By Bruce Watson
The first task in attending a festival is finding a way to get there; unfortunately, some of the best take place in some of the most out-of-the-way venues. Several festival organizers noted that carpooling can save cash, and Kelly M., a veteran participant in the unique cultural event that is Burning Man, noted that "sharing food and transport with a group is definitely the way to do it."
On the other hand, at urban events, like Chicago's North Coast Music Festival, it's parking that can be the problem. Zach Partin, North Coast's publicist, suggests that attendees ride a bicycle or take public transportation: "We've worked closely with the city, and they provide extra public transportation for the festival."
Photo by Dustinj, Flickr.com
Another problem is finding a good place to stay. After all, festivals draw tens of thousands of visitors to areas that often aren't well-equipped to house them. Veteran festival-goer Chris Burgoyne favors budget hotels, and plans ahead to book them: "I just need a bed where I can crash after a long day of music. I don't pay for comfort and luxury on a festival trip." Some festivals even negotiate with area hotels to offer discounted rates.
Burgoyne also suggests camping: "It is usually much cheaper than a hotel, and can be quite a fun experience. If you want to save on camping supplies, most universities have outdoor clubs where you can rent good equipment cheaply." Some festivals even add the cost of camping into their ticket prices, eliminating the hidden cost of lodging.
Photo by Gentlebird, Flickr.com
The food options at festivals are attractive, but can quickly add up. Most festival planners advised packing at least one meal per day, and some noted that in-festival camping facilities make it easy to cook your own food on site. A fan of the All Good Festival suggested that festival goers "try not to buy food that requires ice, since you spend a lot of money keeping things cold in the summer."
Photo Dani P.L., Flickr.com
Bottled water can get expensive, too. Most organizers advise that visitors bring their own bottles and refill them at the venue. Partin notes that North Coast offers hoses and water fountains, and that, when it gets especially hot, "We've even given away bottles of water for free."
An added tip: freeze your water bottles ahead of time. As the day goes on, they'll defrost, offering you cool, clean water in the afternoon -- when you'll need it most.

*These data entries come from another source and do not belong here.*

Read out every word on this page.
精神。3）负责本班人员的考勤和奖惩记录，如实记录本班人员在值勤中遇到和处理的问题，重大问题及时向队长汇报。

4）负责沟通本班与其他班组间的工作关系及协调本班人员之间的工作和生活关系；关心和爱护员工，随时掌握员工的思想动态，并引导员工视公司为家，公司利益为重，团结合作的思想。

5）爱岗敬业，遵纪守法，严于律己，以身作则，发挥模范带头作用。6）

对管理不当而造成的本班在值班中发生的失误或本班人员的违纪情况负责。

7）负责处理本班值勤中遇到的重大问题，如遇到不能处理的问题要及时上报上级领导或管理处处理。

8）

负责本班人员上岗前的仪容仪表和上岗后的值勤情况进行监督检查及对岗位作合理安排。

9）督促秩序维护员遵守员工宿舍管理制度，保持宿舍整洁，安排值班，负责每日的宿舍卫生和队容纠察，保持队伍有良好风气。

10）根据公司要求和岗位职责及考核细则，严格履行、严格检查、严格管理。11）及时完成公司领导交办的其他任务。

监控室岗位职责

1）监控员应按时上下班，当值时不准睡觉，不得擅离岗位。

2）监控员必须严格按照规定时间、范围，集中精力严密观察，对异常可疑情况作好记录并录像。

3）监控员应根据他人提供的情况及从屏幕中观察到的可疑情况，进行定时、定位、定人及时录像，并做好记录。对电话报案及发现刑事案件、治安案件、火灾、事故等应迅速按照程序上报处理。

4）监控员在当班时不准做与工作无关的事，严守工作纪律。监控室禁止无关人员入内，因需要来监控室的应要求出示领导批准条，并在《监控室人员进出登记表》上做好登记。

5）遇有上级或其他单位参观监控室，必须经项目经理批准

Festival organizers like to plan ahead, to ensure that they have sufficient facilities to take care of all their attendees. With that in mind, they often offer discounts to early ticket purchasers. As Partin explains North Coast's "Ticket prices go up with every announcement" as the festival releases further information about the musical acts.
Groupon isn't just for manicures and restaurant discounts: Many festivals also offer huge price cuts on tickets through the coupon site.
Veteran festival goer Burgoyne suggests a great way to save on admission. "Most festivals employ volunteers to staff up for what is usually a once-a-year operation," he notes. "Volunteers usually get in free in exchange for a fairly light schedule of work ripping tickets or emptying trash or whatever the fest needs." In addition to the free pass, he pointed out that volunteering has other benefits: "You might get a T-shirt, you'll get backstage, and you'll meet people, which will make the experience better."
North Coast's Partin agrees. "We have a tab on our website for volunteers. In return for a handful of hours worth of work, you can go to the festival for free. Alternately, members of our street team also get in free."